Re: Proposal for 9.1: WAL streaming from WAL buffers

From: Robert Haas <robertmhaas(at)gmail(dot)com>
To: Bruce Momjian <bruce(at)momjian(dot)us>
Cc: Simon Riggs <simon(at)2ndquadrant(dot)com>, Fujii Masao <masao(dot)fujii(at)gmail(dot)com>, Josh Berkus <josh(at)agliodbs(dot)com>, PostgreSQL-development <pgsql-hackers(at)postgresql(dot)org>
Subject: Re: Proposal for 9.1: WAL streaming from WAL buffers
Date: 2010-06-30 02:26:50
Message-ID: AANLkTikfE9Th80v-g3nYEs-JM9c2TSkkkk6iNXhfMZZj@mail.gmail.com
Views: Raw Message | Whole Thread | Download mbox | Resend email
Thread:
Lists: pgsql-hackers

On Tue, Jun 29, 2010 at 10:06 PM, Bruce Momjian <bruce(at)momjian(dot)us> wrote:
> Simon Riggs wrote:
>> On Mon, 2010-06-21 at 18:08 +0900, Fujii Masao wrote:
>>
>> > The problem is not that the master streams non-fsync'd WAL, but that the
>> > standby can replay that. So I'm thinking that we can send non-fsync'd WAL
>> > safely if the standby makes the recovery wait until the master has fsync'd
>> > WAL. That is, walsender sends not only non-fsync'd WAL but also WAL flush
>> > location to walreceiver, and the standby applies only the WAL which the
>> > master has already fsync'd.
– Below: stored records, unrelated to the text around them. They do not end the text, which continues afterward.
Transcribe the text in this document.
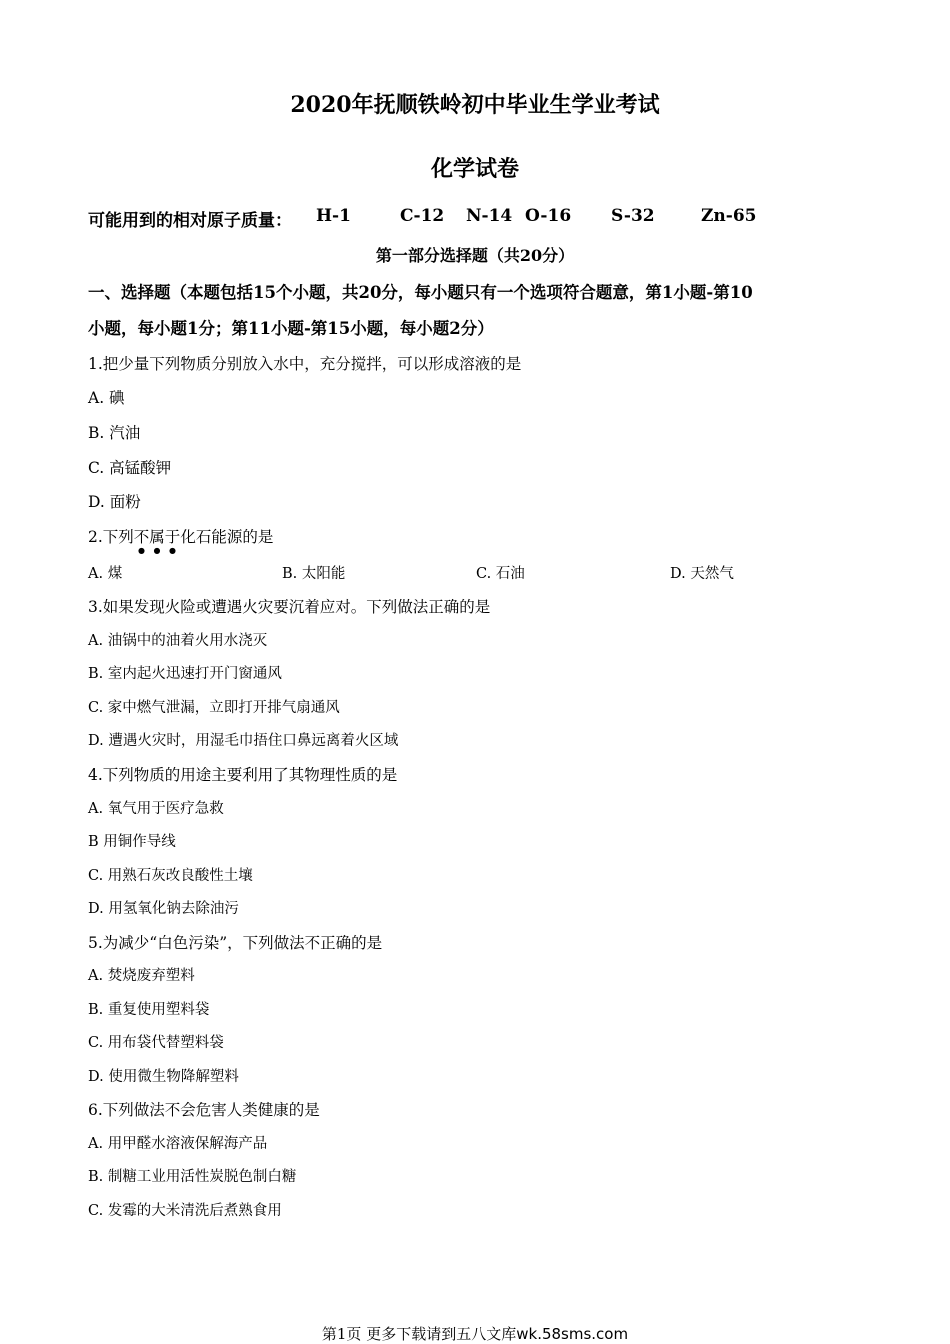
2020年抚顺铁岭初中毕业生学业考试
化学试卷
可能用到的相对原子质量： H-1	C-12 N-14 O-16 S-32	Zn-65
第一部分选择题（共20分）
一、选择题（本题包括15个小题，共20分，每小题只有一个选项符合题意，第1小题-第10
小题，每小题1分；第11小题-第15小题，每小题2分）
1.把少量下列物质分别放入水中，充分搅拌，可以形成溶液的是
A. 碘
B. 汽油
C. 高锰酸钾
D. 面粉
2.下列不属于化石能源的是
A. 煤	B. 太阳能	C. 石油	D. 天然气
3.如果发现火险或遭遇火灾要沉着应对。下列做法正确的是
A. 油锅中的油着火用水浇灭
B. 室内起火迅速打开门窗通风
C. 家中燃气泄漏，立即打开排气扇通风
D. 遭遇火灾时，用湿毛巾捂住口鼻远离着火区域
4.下列物质的用途主要利用了其物理性质的是
A. 氧气用于医疗急救
B 用铜作导线
C. 用熟石灰改良酸性土壤
D. 用氢氧化钠去除油污
5.为减少“白色污染”，下列做法不正确的是
A. 焚烧废弃塑料
B. 重复使用塑料袋
C. 用布袋代替塑料袋
D. 使用微生物降解塑料
6.下列做法不会危害人类健康的是
A. 用甲醛水溶液保解海产品
B. 制糖工业用活性炭脱色制白糖
C. 发霉的大米清洗后煮熟食用
第1页 更多下载请到五八文库wk.58sms.com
Thought?
>>
>> Yes, good thought. The patch just applied seems too much.
>>
>> I had the same thought, though it would mean you'd need to send two xlog
>> end locations, one for write, one for fsync. Though not really clear why
>> we send the "current end of WAL on the server" anyway, so maybe we can
>> just alter that.
>
> Is this a TODO?

Maybe. As Heikki pointed out upthread, the standby can't even write
the WAL to back to the OS until it's been fsync'd on the master
without risking the problem under discussion. So we can stream the
WAL from master to standby as long as the standby just buffers it in
memory (or somewhere other than the usual location in pg_xlog).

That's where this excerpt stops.